Retirement builder revenues rise by third with more home sales and price hikes
Retirement home builder McCarthy & Stone has seen revenues leap by a third as it sold more properties at a higher price.
The Bournemouth-based firm said revenues stepped up 33% to £250.2 million in the six months to February 29, driven in part by a 19% jump in legal completions to 923 units.
The FTSE 250 firm was also boosted by a surge in the net average selling price to £253,000 for the first half of the year, up 12% on £226,000 last year.
It said pre-tax profits were flat at £29 million over the period , compared with £29.1 million in 2015.
But operating profits came under pressure, slipping 11% to £30.1 million, as it was impacted by £9 million of costs linked to its Initial Public Offering (IPO) last year.

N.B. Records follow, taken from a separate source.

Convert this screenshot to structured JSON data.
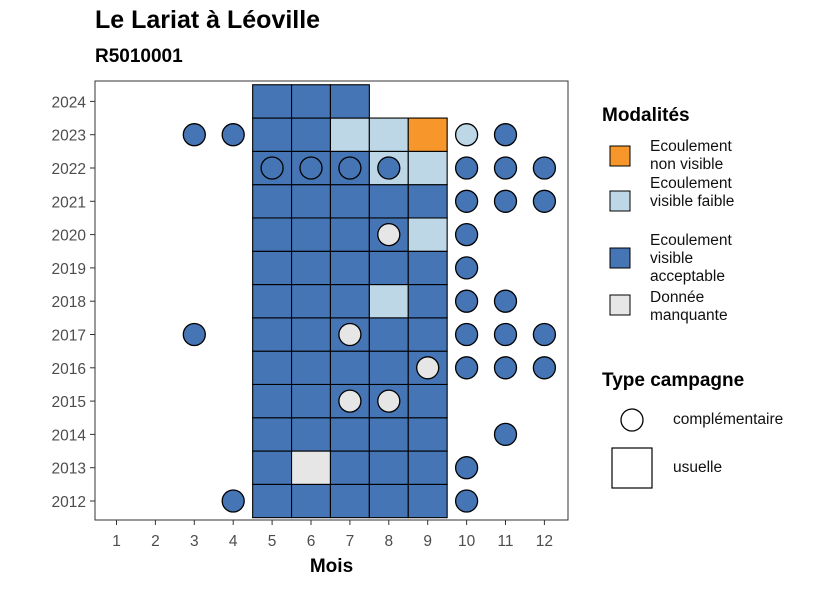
{
  "chart_data": {
    "type": "heatmap",
    "title": "Le Lariat à Léoville",
    "subtitle": "R5010001",
    "xlabel": "Mois",
    "ylabel": "",
    "x": [
      1,
      2,
      3,
      4,
      5,
      6,
      7,
      8,
      9,
      10,
      11,
      12
    ],
    "y": [
      2012,
      2013,
      2014,
      2015,
      2016,
      2017,
      2018,
      2019,
      2020,
      2021,
      2022,
      2023,
      2024
    ],
    "legend": {
      "modalites_title": "Modalités",
      "modalites": [
        {
          "key": "nv",
          "label": "Ecoulement non visible",
          "color": "#f7962b"
        },
        {
          "key": "vf",
          "label": "Ecoulement visible faible",
          "color": "#bdd7e7"
        },
        {
          "key": "va",
          "label": "Ecoulement visible acceptable",
          "color": "#4575b4"
        },
        {
          "key": "dm",
          "label": "Donnée manquante",
          "color": "#e6e6e6"
        }
      ],
      "campagne_title": "Type campagne",
      "campagnes": [
        {
          "key": "comp",
          "label": "complémentaire"
        },
        {
          "key": "usu",
          "label": "usuelle"
        }
      ],
      "position": "right"
    },
    "squares": [
      {
        "year": 2012,
        "month": 5,
        "m": "va"
      },
      {
        "year": 2012,
        "month": 6,
        "m": "va"
      },
      {
        "year": 2012,
        "month": 7,
        "m": "va"
      },
      {
        "year": 2012,
        "month": 8,
        "m": "va"
      },
      {
        "year": 2012,
        "month": 9,
        "m": "va"
      },
      {
        "year": 2013,
        "month": 5,
        "m": "va"
      },
      {
        "year": 2013,
        "month": 6,
        "m": "dm"
      },
      {
        "year": 2013,
        "month": 7,
        "m": "va"
      },
      {
        "year": 2013,
        "month": 8,
        "m": "va"
      },
      {
        "year": 2013,
        "month": 9,
        "m": "va"
      },
      {
        "year": 2014,
        "month": 5,
        "m": "va"
      },
      {
        "year": 2014,
        "month": 6,
        "m": "va"
      },
      {
        "year": 2014,
        "month": 7,
        "m": "va"
      },
      {
        "year": 2014,
        "month": 8,
        "m": "va"
      },
      {
        "year": 2014,
        "month": 9,
        "m": "va"
      },
      {
        "year": 2015,
        "month": 5,
        "m": "va"
      },
      {
        "year": 2015,
        "month": 6,
        "m": "va"
      },
      {
        "year": 2015,
        "month": 7,
        "m": "va"
      },
      {
        "year": 2015,
        "month": 8,
        "m": "va"
      },
      {
        "year": 2015,
        "month": 9,
        "m": "va"
      },
      {
        "year": 2016,
        "month": 5,
        "m": "va"
      },
      {
        "year": 2016,
        "month": 6,
        "m": "va"
      },
      {
        "year": 2016,
        "month": 7,
        "m": "va"
      },
      {
        "year": 2016,
        "month": 8,
        "m": "va"
      },
      {
        "year": 2016,
        "month": 9,
        "m": "va"
      },
      {
        "year": 2017,
        "month": 5,
        "m": "va"
      },
      {
        "year": 2017,
        "month": 6,
        "m": "va"
      },
      {
        "year": 2017,
        "month": 7,
        "m": "va"
      },
      {
        "year": 2017,
        "month": 8,
        "m": "va"
      },
      {
        "year": 2017,
        "month": 9,
        "m": "va"
      },
      {
        "year": 2018,
        "month": 5,
        "m": "va"
      },
      {
        "year": 2018,
        "month": 6,
        "m": "va"
      },
      {
        "year": 2018,
        "month": 7,
        "m": "va"
      },
      {
        "year": 2018,
        "month": 8,
        "m": "vf"
      },
      {
        "year": 2018,
        "month": 9,
        "m": "va"
      },
      {
        "year": 2019,
        "month": 5,
        "m": "va"
      },
      {
        "year": 2019,
        "month": 6,
        "m": "va"
      },
      {
        "year": 2019,
        "month": 7,
        "m": "va"
      },
      {
        "year": 2019,
        "month": 8,
        "m": "va"
      },
      {
        "year": 2019,
        "month": 9,
        "m": "va"
      },
      {
        "year": 2020,
        "month": 5,
        "m": "va"
      },
      {
        "year": 2020,
        "month": 6,
        "m": "va"
      },
      {
        "year": 2020,
        "month": 7,
        "m": "va"
      },
      {
        "year": 2020,
        "month": 8,
        "m": "va"
      },
      {
        "year": 2020,
        "month": 9,
        "m": "vf"
      },
      {
        "year": 2021,
        "month": 5,
        "m": "va"
      },
      {
        "year": 2021,
        "month": 6,
        "m": "va"
      },
      {
        "year": 2021,
        "month": 7,
        "m": "va"
      },
      {
        "year": 2021,
        "month": 8,
        "m": "va"
      },
      {
        "year": 2021,
        "month": 9,
        "m": "va"
      },
      {
        "year": 2022,
        "month": 5,
        "m": "va"
      },
      {
        "year": 2022,
        "month": 6,
        "m": "va"
      },
      {
        "year": 2022,
        "month": 7,
        "m": "va"
      },
      {
        "year": 2022,
        "month": 8,
        "m": "vf"
      },
      {
        "year": 2022,
        "month": 9,
        "m": "vf"
      },
      {
        "year": 2023,
        "month": 5,
        "m": "va"
      },
      {
        "year": 2023,
        "month": 6,
        "m": "va"
      },
      {
        "year": 2023,
        "month": 7,
        "m": "vf"
      },
      {
        "year": 2023,
        "month": 8,
        "m": "vf"
      },
      {
        "year": 2023,
        "month": 9,
        "m": "nv"
      },
      {
        "year": 2024,
        "month": 5,
        "m": "va"
      },
      {
        "year": 2024,
        "month": 6,
        "m": "va"
      },
      {
        "year": 2024,
        "month": 7,
        "m": "va"
      }
    ],
    "circles": [
      {
        "year": 2012,
        "month": 4,
        "m": "va"
      },
      {
        "year": 2012,
        "month": 10,
        "m": "va"
      },
      {
        "year": 2013,
        "month": 10,
        "m": "va"
      },
      {
        "year": 2014,
        "month": 11,
        "m": "va"
      },
      {
        "year": 2015,
        "month": 7,
        "m": "dm"
      },
      {
        "year": 2015,
        "month": 8,
        "m": "dm"
      },
      {
        "year": 2016,
        "month": 9,
        "m": "dm"
      },
      {
        "year": 2016,
        "month": 10,
        "m": "va"
      },
      {
        "year": 2016,
        "month": 11,
        "m": "va"
      },
      {
        "year": 2016,
        "month": 12,
        "m": "va"
      },
      {
        "year": 2017,
        "month": 3,
        "m": "va"
      },
      {
        "year": 2017,
        "month": 7,
        "m": "dm"
      },
      {
        "year": 2017,
        "month": 10,
        "m": "va"
      },
      {
        "year": 2017,
        "month": 11,
        "m": "va"
      },
      {
        "year": 2017,
        "month": 12,
        "m": "va"
      },
      {
        "year": 2018,
        "month": 10,
        "m": "va"
      },
      {
        "year": 2018,
        "month": 11,
        "m": "va"
      },
      {
        "year": 2019,
        "month": 10,
        "m": "va"
      },
      {
        "year": 2020,
        "month": 8,
        "m": "dm"
      },
      {
        "year": 2020,
        "month": 10,
        "m": "va"
      },
      {
        "year": 2021,
        "month": 10,
        "m": "va"
      },
      {
        "year": 2021,
        "month": 11,
        "m": "va"
      },
      {
        "year": 2021,
        "month": 12,
        "m": "va"
      },
      {
        "year": 2022,
        "month": 5,
        "m": "va"
      },
      {
        "year": 2022,
        "month": 6,
        "m": "va"
      },
      {
        "year": 2022,
        "month": 7,
        "m": "va"
      },
      {
        "year": 2022,
        "month": 8,
        "m": "va"
      },
      {
        "year": 2022,
        "month": 10,
        "m": "va"
      },
      {
        "year": 2022,
        "month": 11,
        "m": "va"
      },
      {
        "year": 2022,
        "month": 12,
        "m": "va"
      },
      {
        "year": 2023,
        "month": 3,
        "m": "va"
      },
      {
        "year": 2023,
        "month": 4,
        "m": "va"
      },
      {
        "year": 2023,
        "month": 10,
        "m": "vf"
      },
      {
        "year": 2023,
        "month": 11,
        "m": "va"
      }
    ],
    "grid": false
  }
}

Shares stepped up nearly 1%, as the firm said it was on track to meet its full-year target of 20% volume growth.
The firm added that it would begin to pay out an interim dividend of 1p a share in May, with a final dividend of 3.5p per share.

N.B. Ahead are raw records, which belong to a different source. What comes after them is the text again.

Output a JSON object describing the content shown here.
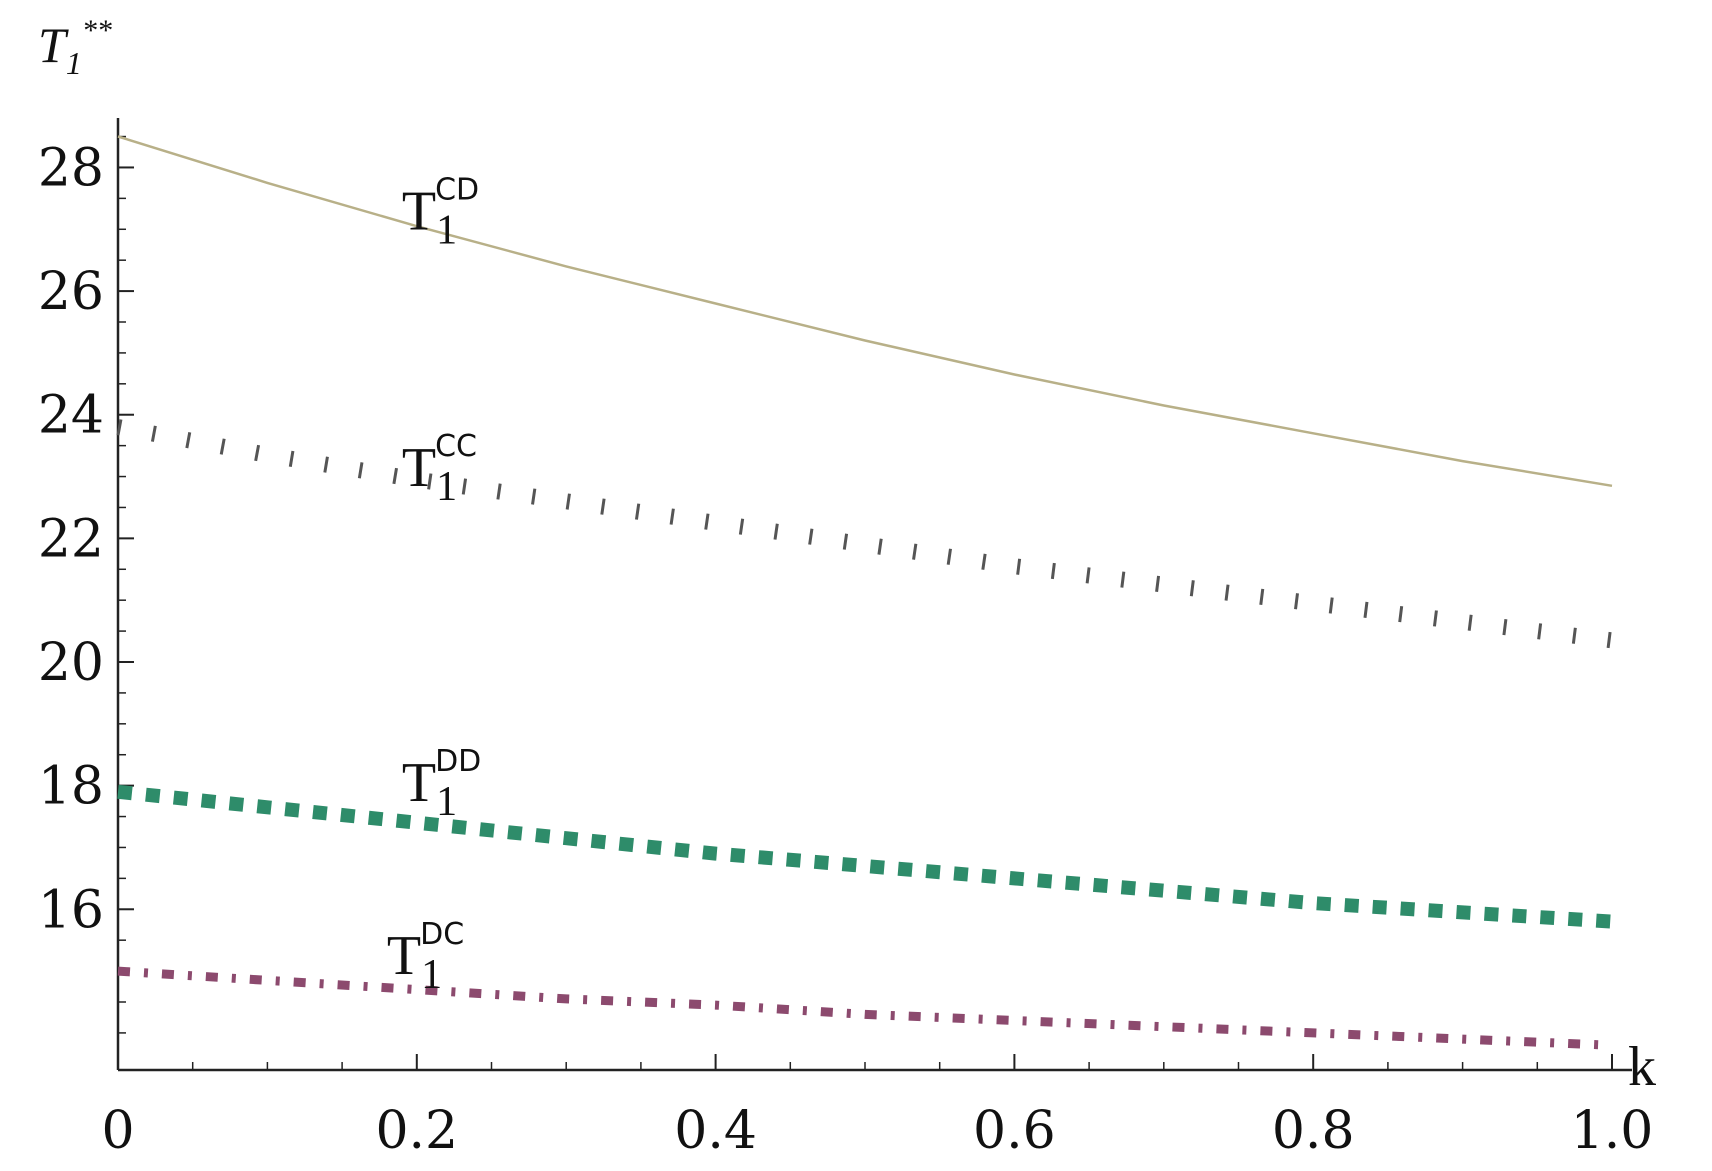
{
  "chart_data": {
    "type": "line",
    "xlabel": "k",
    "ylabel": "T",
    "ylabel_sub": "1",
    "ylabel_sup": "**",
    "xlim": [
      0,
      1.0
    ],
    "ylim": [
      13.4,
      28.8
    ],
    "x_ticks": [
      0,
      0.2,
      0.4,
      0.6,
      0.8,
      1.0
    ],
    "x_tick_labels": [
      "0",
      "0.2",
      "0.4",
      "0.6",
      "0.8",
      "1.0"
    ],
    "y_ticks": [
      16,
      18,
      20,
      22,
      24,
      26,
      28
    ],
    "y_tick_labels": [
      "16",
      "18",
      "20",
      "22",
      "24",
      "26",
      "28"
    ],
    "x": [
      0,
      0.1,
      0.2,
      0.3,
      0.4,
      0.5,
      0.6,
      0.7,
      0.8,
      0.9,
      1.0
    ],
    "series": [
      {
        "name": "T",
        "sub": "1",
        "sup": "CD",
        "style": "solid",
        "color": "#b8b088",
        "values": [
          28.5,
          27.75,
          27.05,
          26.4,
          25.8,
          25.2,
          24.65,
          24.15,
          23.7,
          23.25,
          22.85
        ]
      },
      {
        "name": "T",
        "sub": "1",
        "sup": "CC",
        "style": "dotted",
        "color": "#555555",
        "values": [
          23.8,
          23.35,
          22.95,
          22.6,
          22.25,
          21.9,
          21.55,
          21.25,
          20.95,
          20.65,
          20.35
        ]
      },
      {
        "name": "T",
        "sub": "1",
        "sup": "DD",
        "style": "dotted-thick",
        "color": "#2e8c6a",
        "values": [
          17.9,
          17.65,
          17.4,
          17.15,
          16.9,
          16.7,
          16.5,
          16.3,
          16.1,
          15.95,
          15.8
        ]
      },
      {
        "name": "T",
        "sub": "1",
        "sup": "DC",
        "style": "dash-dot",
        "color": "#8c4a6e",
        "values": [
          15.0,
          14.85,
          14.7,
          14.55,
          14.45,
          14.3,
          14.2,
          14.1,
          14.0,
          13.9,
          13.8
        ]
      }
    ]
  }
}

Chief executive Clive Fenton said the company had delivered "significant growth" and held a "strong" order book for the second half of the year.
He added: "Our land bank now includes sufficient land with full planning consent to deliver all targeted sales to 2017, and sufficient land under control to deliver all targeted sales to 2019.

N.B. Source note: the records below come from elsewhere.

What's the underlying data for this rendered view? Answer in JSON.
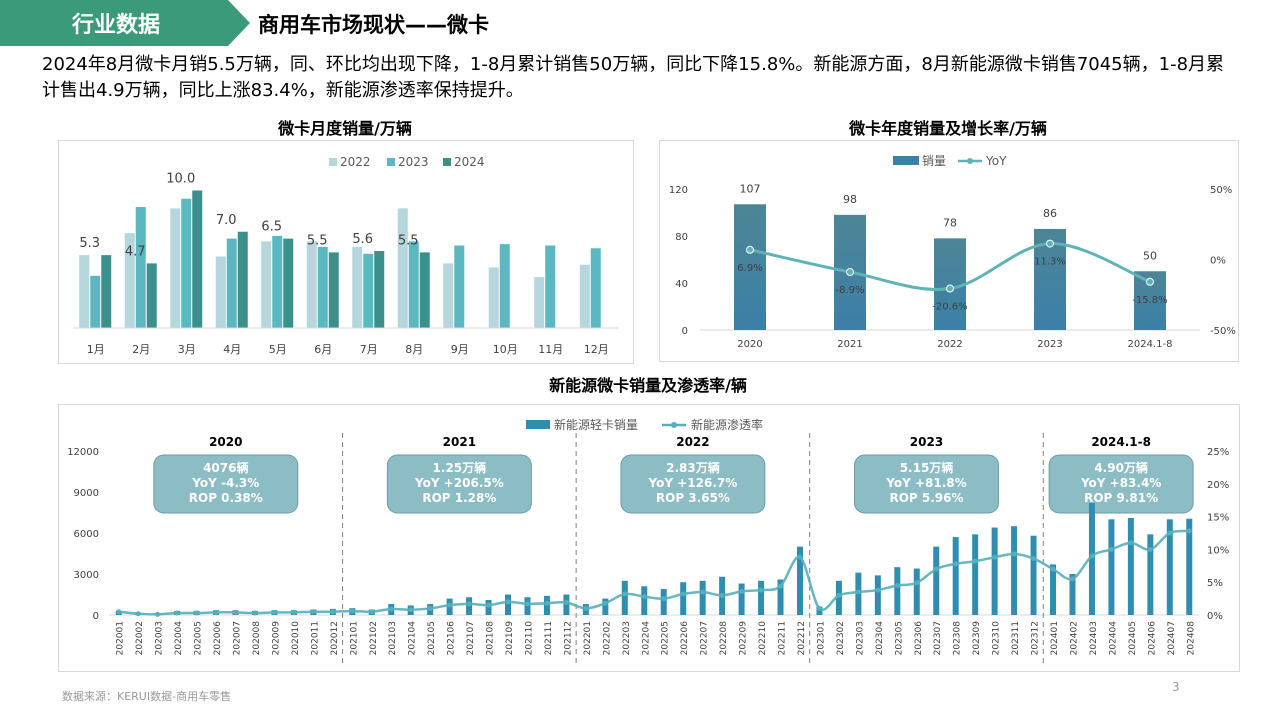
{
  "header": {
    "section_tag": "行业数据",
    "title": "商用车市场现状——微卡",
    "accent_color": "#3a9a7a"
  },
  "summary": "2024年8月微卡月销5.5万辆，同、环比均出现下降，1-8月累计销售50万辆，同比下降15.8%。新能源方面，8月新能源微卡销售7045辆，1-8月累计售出4.9万辆，同比上涨83.4%，新能源渗透率保持提升。",
  "footer": {
    "source": "数据来源：KERUI数据-商用车零售",
    "page_number": "3"
  },
  "chart_data": [
    {
      "id": "monthly",
      "type": "bar",
      "title": "微卡月度销量/万辆",
      "categories": [
        "1月",
        "2月",
        "3月",
        "4月",
        "5月",
        "6月",
        "7月",
        "8月",
        "9月",
        "10月",
        "11月",
        "12月"
      ],
      "ylim": [
        0,
        12
      ],
      "legend_position": "top",
      "series": [
        {
          "name": "2022",
          "color": "#b4d6dc",
          "values": [
            5.3,
            6.9,
            8.7,
            5.2,
            6.3,
            6.3,
            5.9,
            8.7,
            4.7,
            4.4,
            3.7,
            4.6
          ]
        },
        {
          "name": "2023",
          "color": "#5bb8c0",
          "values": [
            3.8,
            8.8,
            9.4,
            6.5,
            6.7,
            5.9,
            5.4,
            6.3,
            6.0,
            6.1,
            6.0,
            5.8
          ]
        },
        {
          "name": "2024",
          "color": "#3d8f8c",
          "values": [
            5.3,
            4.7,
            10.0,
            7.0,
            6.5,
            5.5,
            5.6,
            5.5,
            null,
            null,
            null,
            null
          ]
        }
      ],
      "data_labels": [
        "5.3",
        "4.7",
        "10.0",
        "7.0",
        "6.5",
        "5.5",
        "5.6",
        "5.5"
      ]
    },
    {
      "id": "annual",
      "type": "bar",
      "title": "微卡年度销量及增长率/万辆",
      "categories": [
        "2020",
        "2021",
        "2022",
        "2023",
        "2024.1-8"
      ],
      "ylim": [
        0,
        120
      ],
      "y_ticks": [
        "0",
        "40",
        "80",
        "120"
      ],
      "y2lim": [
        -50,
        50
      ],
      "y2_ticks": [
        "-50%",
        "0%",
        "50%"
      ],
      "legend_position": "top",
      "series": [
        {
          "name": "销量",
          "kind": "bar",
          "color": "#3b80a8",
          "values": [
            107,
            98,
            78,
            86,
            50
          ],
          "labels": [
            "107",
            "98",
            "78",
            "86",
            "50"
          ]
        },
        {
          "name": "YoY",
          "kind": "line",
          "color": "#5fb3b7",
          "values": [
            6.9,
            -8.9,
            -20.6,
            11.3,
            -15.8
          ],
          "labels": [
            "6.9%",
            "-8.9%",
            "-20.6%",
            "11.3%",
            "-15.8%"
          ]
        }
      ]
    },
    {
      "id": "nev",
      "type": "bar",
      "title": "新能源微卡销量及渗透率/辆",
      "ylim": [
        0,
        12000
      ],
      "y_ticks": [
        "0",
        "3000",
        "6000",
        "9000",
        "12000"
      ],
      "y2lim": [
        0,
        25
      ],
      "y2_ticks": [
        "0%",
        "5%",
        "10%",
        "15%",
        "20%",
        "25%"
      ],
      "legend_position": "top",
      "x": [
        "202001",
        "202002",
        "202003",
        "202004",
        "202005",
        "202006",
        "202007",
        "202008",
        "202009",
        "202010",
        "202011",
        "202012",
        "202101",
        "202102",
        "202103",
        "202104",
        "202105",
        "202106",
        "202107",
        "202108",
        "202109",
        "202110",
        "202111",
        "202112",
        "202201",
        "202202",
        "202203",
        "202204",
        "202205",
        "202206",
        "202207",
        "202208",
        "202209",
        "202210",
        "202211",
        "202212",
        "202301",
        "202302",
        "202303",
        "202304",
        "202305",
        "202306",
        "202307",
        "202308",
        "202309",
        "202310",
        "202311",
        "202312",
        "202401",
        "202402",
        "202403",
        "202404",
        "202405",
        "202406",
        "202407",
        "202408"
      ],
      "series": [
        {
          "name": "新能源轻卡销量",
          "kind": "bar",
          "color": "#2f8db0",
          "values": [
            300,
            150,
            150,
            300,
            300,
            350,
            350,
            300,
            350,
            350,
            400,
            450,
            500,
            400,
            800,
            700,
            800,
            1200,
            1300,
            1100,
            1500,
            1300,
            1400,
            1500,
            800,
            1200,
            2500,
            2100,
            1900,
            2400,
            2500,
            2800,
            2300,
            2500,
            2600,
            5000,
            600,
            2500,
            3100,
            2900,
            3500,
            3400,
            5000,
            5700,
            5900,
            6400,
            6500,
            5800,
            3700,
            3000,
            8200,
            7000,
            7100,
            5900,
            7000,
            7045
          ]
        },
        {
          "name": "新能源渗透率",
          "kind": "line",
          "color": "#55aebd",
          "values": [
            0.5,
            0.2,
            0.1,
            0.3,
            0.3,
            0.4,
            0.4,
            0.3,
            0.4,
            0.4,
            0.5,
            0.5,
            0.6,
            0.5,
            0.9,
            0.8,
            1.0,
            1.5,
            1.7,
            1.5,
            2.0,
            1.7,
            1.8,
            1.9,
            1.0,
            1.8,
            3.2,
            2.8,
            2.5,
            3.2,
            3.5,
            3.0,
            3.6,
            3.8,
            4.4,
            8.8,
            1.0,
            3.0,
            3.5,
            3.8,
            4.5,
            4.9,
            7.0,
            7.8,
            8.2,
            8.8,
            9.3,
            8.6,
            7.0,
            5.5,
            9.0,
            10.0,
            11.0,
            10.0,
            12.5,
            12.8
          ]
        }
      ],
      "year_groups": [
        {
          "label": "2020",
          "start": 0,
          "end": 11,
          "callout": [
            "4076辆",
            "YoY -4.3%",
            "ROP 0.38%"
          ]
        },
        {
          "label": "2021",
          "start": 12,
          "end": 23,
          "callout": [
            "1.25万辆",
            "YoY +206.5%",
            "ROP 1.28%"
          ]
        },
        {
          "label": "2022",
          "start": 24,
          "end": 35,
          "callout": [
            "2.83万辆",
            "YoY +126.7%",
            "ROP 3.65%"
          ]
        },
        {
          "label": "2023",
          "start": 36,
          "end": 47,
          "callout": [
            "5.15万辆",
            "YoY +81.8%",
            "ROP 5.96%"
          ]
        },
        {
          "label": "2024.1-8",
          "start": 48,
          "end": 55,
          "callout": [
            "4.90万辆",
            "YoY +83.4%",
            "ROP 9.81%"
          ]
        }
      ]
    }
  ]
}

"In the first half, we have put in place the regional infrastructure and management capability necessary to help deliver these sales, which gives us confidence in the progress we are making in achieving our strategic objective of building and selling more than 3,000 units per annum."
The firm said underlying operating profit lifted 10% to £40.2 million for the first half of the year, up from 36.5 million last year, despite ploughing investment into new regional offices and infrastructure.
McCarthy & Stone floated on the London Stock Exchange last year, valuing the business at £967 million. It entered the FTSE 250 on March 21.
Shore Capital analyst Robin Hardy said: " The business has been radically reformed and, now being run by former FTSE 100 house builder main board directors, is a much more dynamic business than the one that was taken private some 10 years ago."